UNIX caches directory information for reads, but any changes that affect space allocation or metadata changes are written synchronously, before any of the corresponding data blocks are written to.

11.7.2 Log-Structured File Systems ( was 11.8 )

Log-based transaction-oriented ( a.k.a. journaling ) filesystems borrow techniques developed for databases, guaranteeing that any given transaction either completes successfully or can be rolled back to a safe state before the transaction commenced:

All metadata changes are written sequentially to a log.

A set of changes for performing a specific task ( e.g. moving a file ) is a transaction.

As changes are written to the log they are said to be committed, allowing the system to return to its work.

In the meantime, the changes from the log are carried out on the actual filesystem, and a pointer keeps track of which changes in the log have been completed and which have not yet been completed.

When all changes corresponding to a particular transaction have been completed, that transaction can be safely removed from the log.

At any given time, the log will contain information pertaining to uncompleted transactions only, e.g. actions that were committed but for which the entire transaction has not yet been completed.

From the log, the remaining transactions can be completed,

or if the transaction was aborted, then the partially completed changes can be undone.

11.7.3 Other Solutions ( New )

Sun's ZFS and Network Appliance's WAFL file systems take a different approach to file system consistency.

No blocks of data are ever over-written in place. Rather the new data is written into fresh new blocks, and after the transaction is complete, the metadata ( data block pointers ) is updated to point to the new blocks.

The old blocks can then be freed up for future use.

Alternatively, if the old blocks and old metadata are saved, then a snapshot of the system in its original state is preserved. This approach is taken by WAFL.

ZFS combines this with check-summing of all metadata and data blocks, and RAID, to ensure that no inconsistencies are possible, and therefore ZFS does not incorporate a consistency checker.

11.7.4 Backup and Restore ( was 11.7.2 )

In order to recover lost data in the event of a disk crash, it is important to conduct backups regularly.

Files should be copied to some removable medium, such as magnetic tapes, CDs, DVDs, or external removable hard drives.

A full backup copies every file on a filesystem.

Incremental backups copy only files which have changed since some previous time.

A combination of full and incremental backups can offer a compromise between full recoverability, the number and size of backup tapes needed, and the number of tapes that need to be used to do a full restore.

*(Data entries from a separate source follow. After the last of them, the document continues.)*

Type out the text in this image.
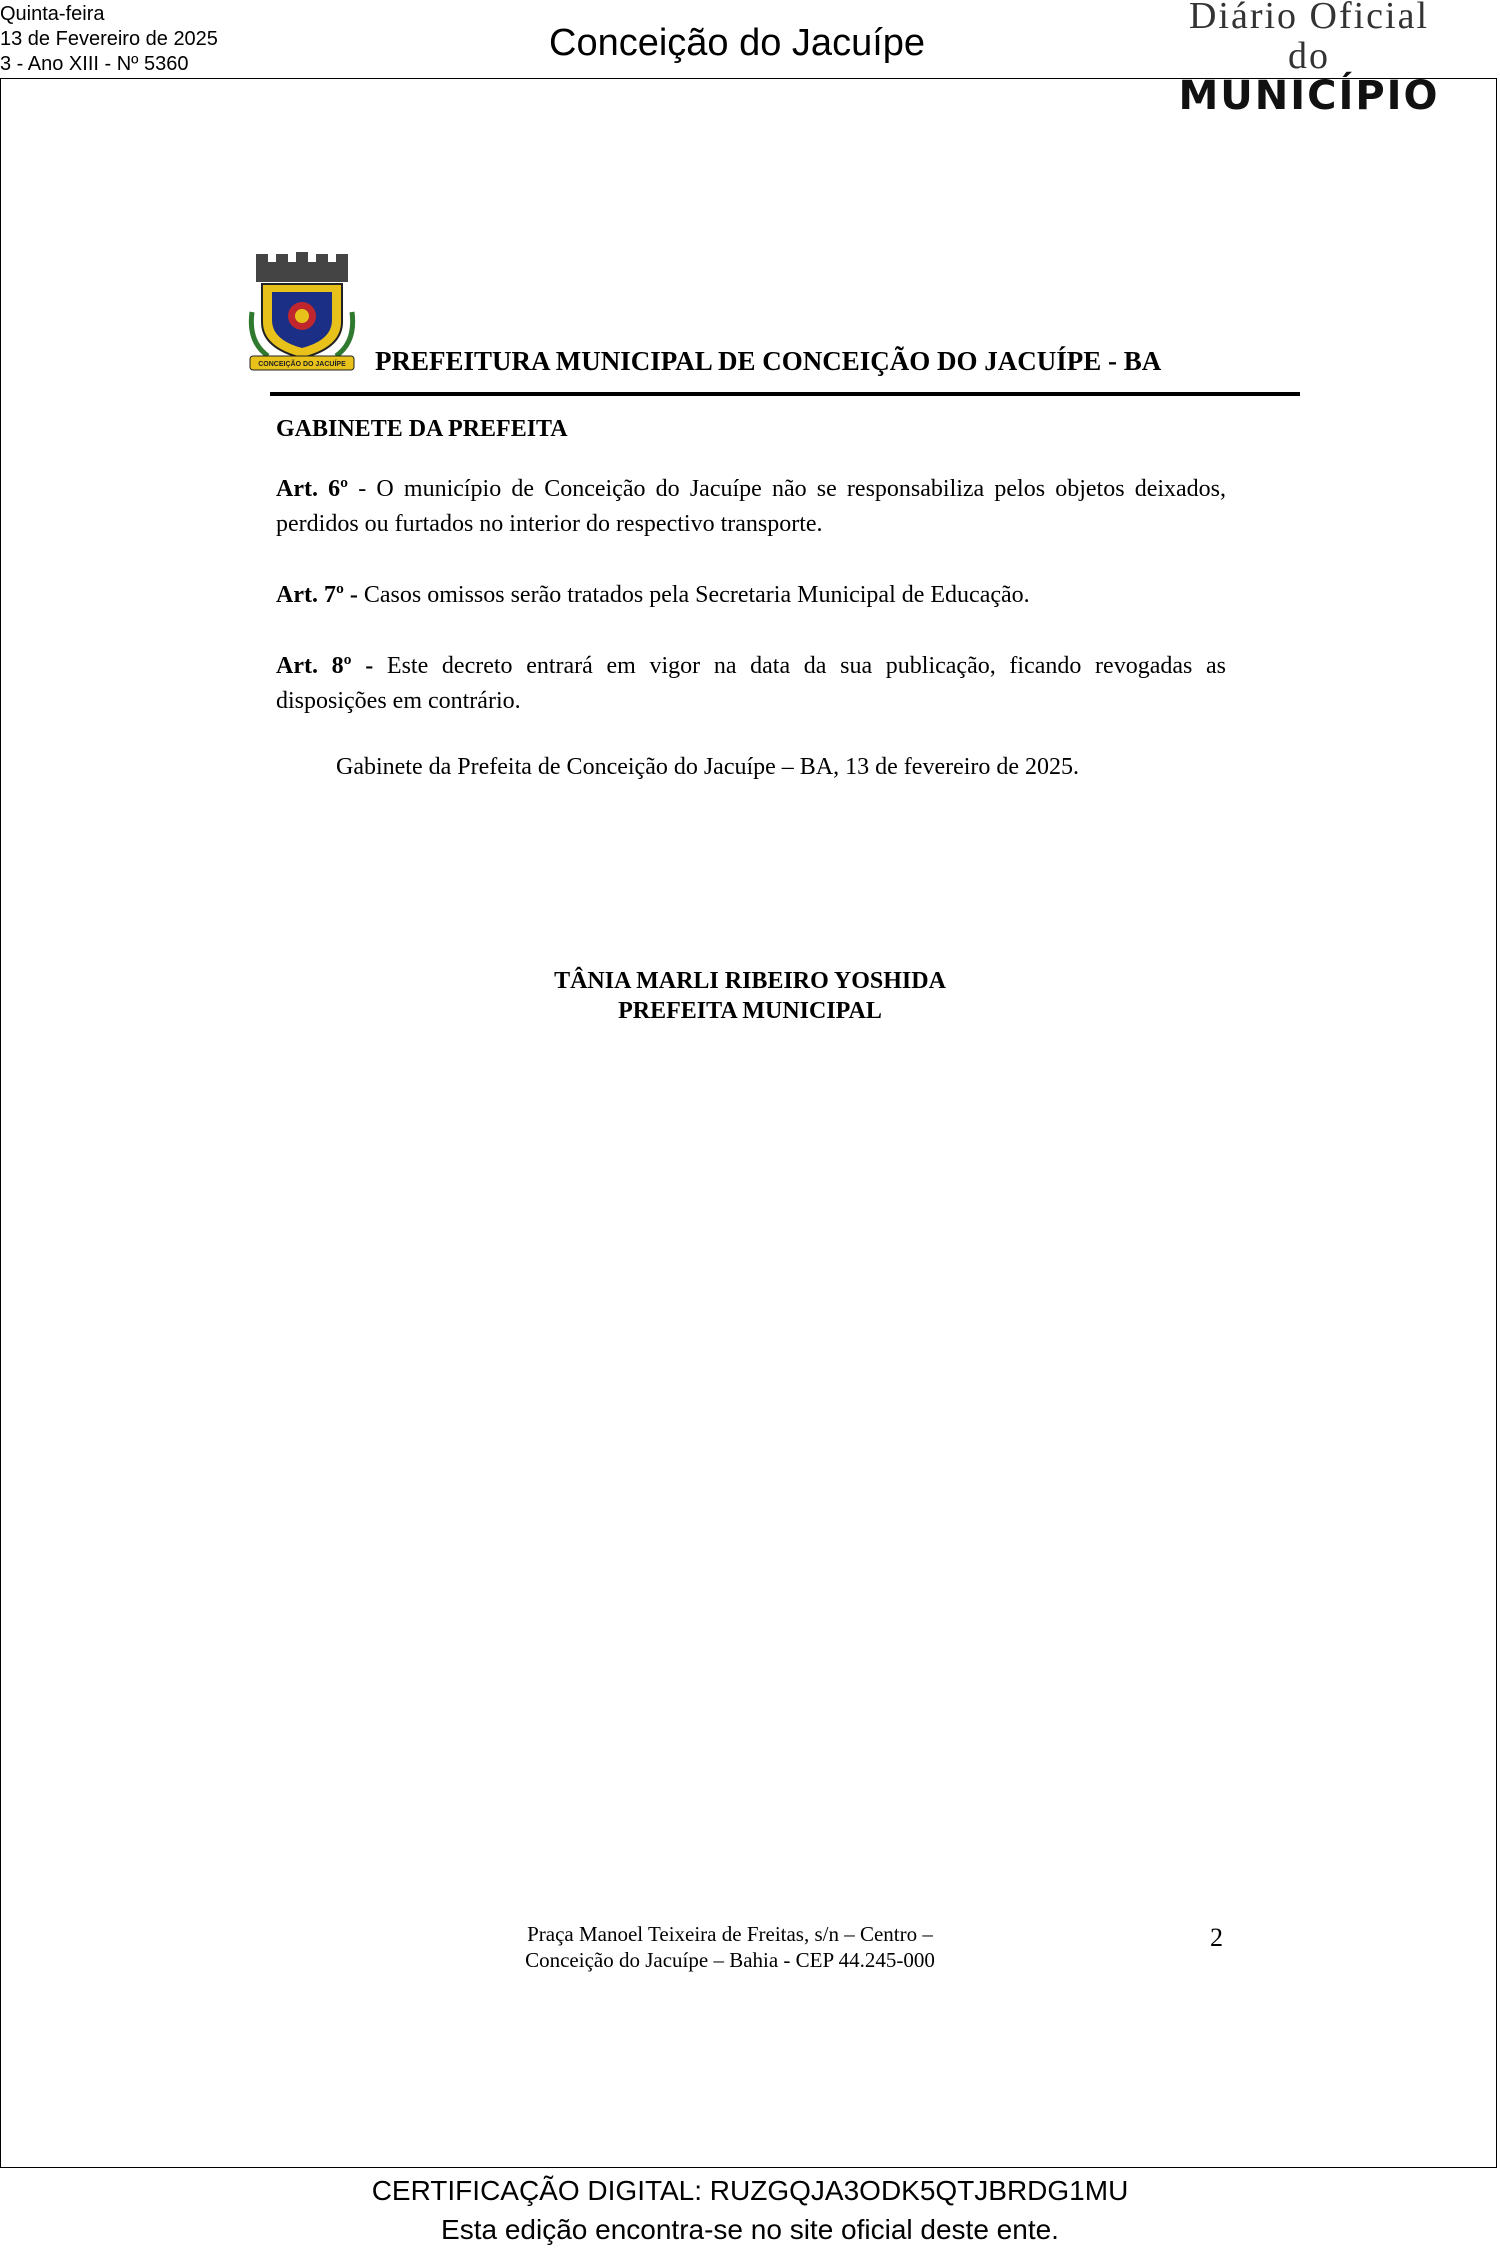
Quinta-feira
13 de Fevereiro de 2025
3 - Ano XIII - Nº 5360	Conceição do Jacuípe
Diário Oficial do
MUNICÍPIO
CONCEIÇÃO DO JACUÍPE PREFEITURA MUNICIPAL DE CONCEIÇÃO DO JACUÍPE - BA
GABINETE DA PREFEITA
Art. 6º - O município de Conceição do Jacuípe não se responsabiliza pelos objetos deixados, perdidos ou furtados no interior do respectivo transporte.
Art. 7º - Casos omissos serão tratados pela Secretaria Municipal de Educação.
Art. 8º - Este decreto entrará em vigor na data da sua publicação, ficando revogadas as disposições em contrário.
Gabinete da Prefeita de Conceição do Jacuípe – BA, 13 de fevereiro de 2025.
TÂNIA MARLI RIBEIRO YOSHIDA
PREFEITA MUNICIPAL
Praça Manoel Teixeira de Freitas, s/n – Centro –
Conceição do Jacuípe – Bahia - CEP 44.245-000
2
CERTIFICAÇÃO DIGITAL: RUZGQJA3ODK5QTJBRDG1MU
Esta edição encontra-se no site oficial deste ente.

For example, one strategy might be:

At the beginning of the month do a full backup.

At the end of the first and again at the end of the second week, backup all files which have changed since the beginning of the month.

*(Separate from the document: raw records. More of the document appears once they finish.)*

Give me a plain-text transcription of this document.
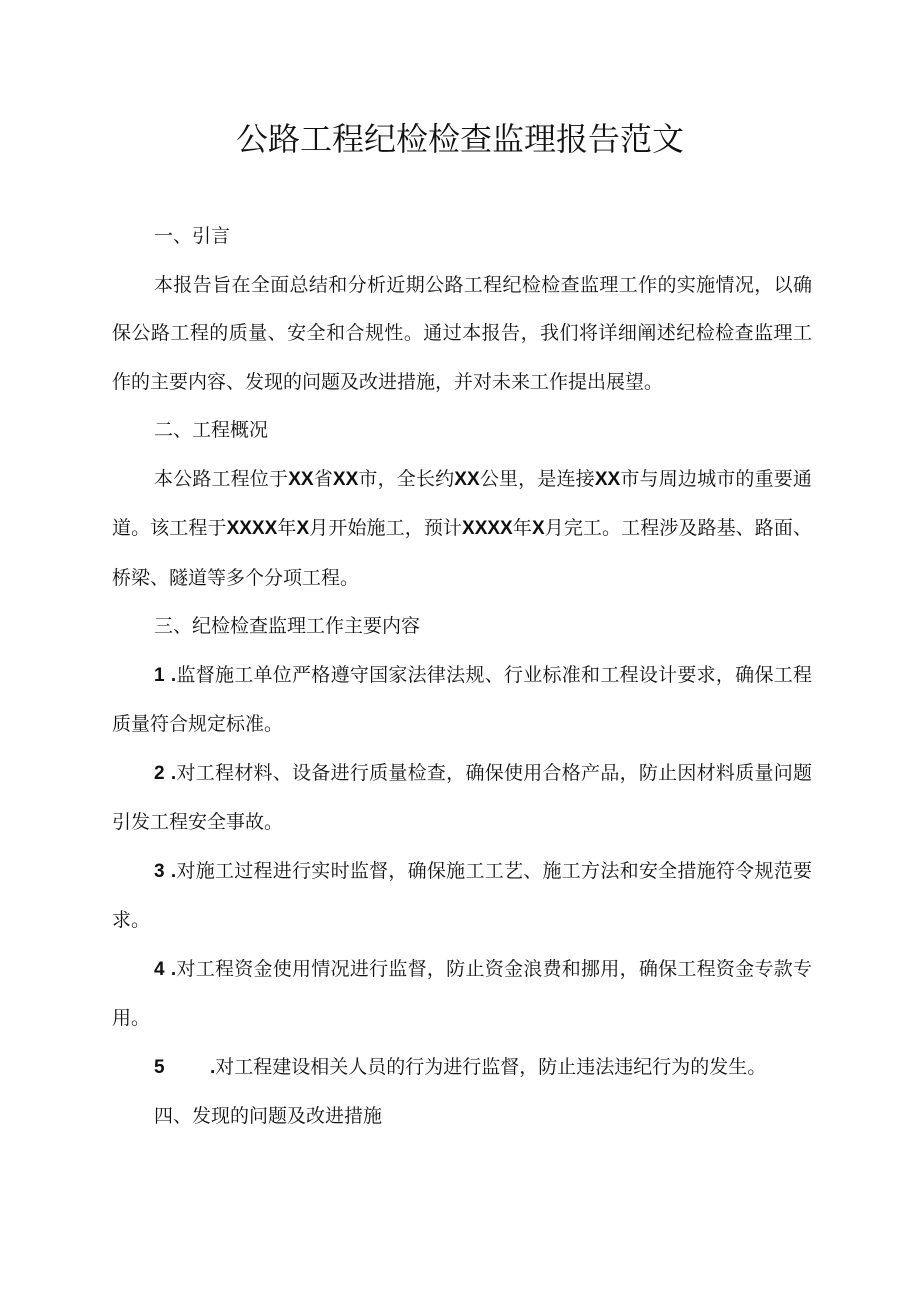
公路工程纪检检查监理报告范文

一、引言

本报告旨在全面总结和分析近期公路工程纪检检查监理工作的实施情况，以确保公路工程的质量、安全和合规性。通过本报告，我们将详细阐述纪检检查监理工作的主要内容、发现的问题及改进措施，并对未来工作提出展望。

二、工程概况

本公路工程位于XX省XX市，全长约XX公里，是连接XX市与周边城市的重要通道。该工程于XXXX年X月开始施工，预计XXXX年X月完工。工程涉及路基、路面、桥梁、隧道等多个分项工程。

三、纪检检查监理工作主要内容

1 .监督施工单位严格遵守国家法律法规、行业标准和工程设计要求，确保工程质量符合规定标准。

2 .对工程材料、设备进行质量检查，确保使用合格产品，防止因材料质量问题引发工程安全事故。

3 .对施工过程进行实时监督，确保施工工艺、施工方法和安全措施符令规范要求。

4 .对工程资金使用情况进行监督，防止资金浪费和挪用，确保工程资金专款专用。

5 .对工程建设相关人员的行为进行监督，防止违法违纪行为的发生。

四、发现的问题及改进措施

At the end of the third week, backup all files that have changed since the end of the second week.

Every day of the month not listed above, do an incremental backup of all files that have changed since the most recent of the weekly backups described above.

Backup tapes are often reused, particularly for daily backups, but there are limits to how many times the same tape can be used.

Every so often a full backup should be made that is kept "forever" and not overwritten.

Backup tapes should be tested, to ensure that they are readable!

For optimal security, backup tapes should be kept off-premises, so that a fire or burglary cannot destroy both the system and the backups. There are companies ( e.g. Iron Mountain ) that specialize in the secure off-site storage of critical backup information.

Keep your backup tapes secure - The easiest way for a thief to steal all your data is to simply pocket your backup tapes!

Storing important files on more than one computer can be an alternate though less reliable form of backup.

Note that incremental backups can also help users to get back a previous version of a file that they have since changed in some way.

Beware that backups can help forensic investigators recover e-mails and other files that users had though they had deleted!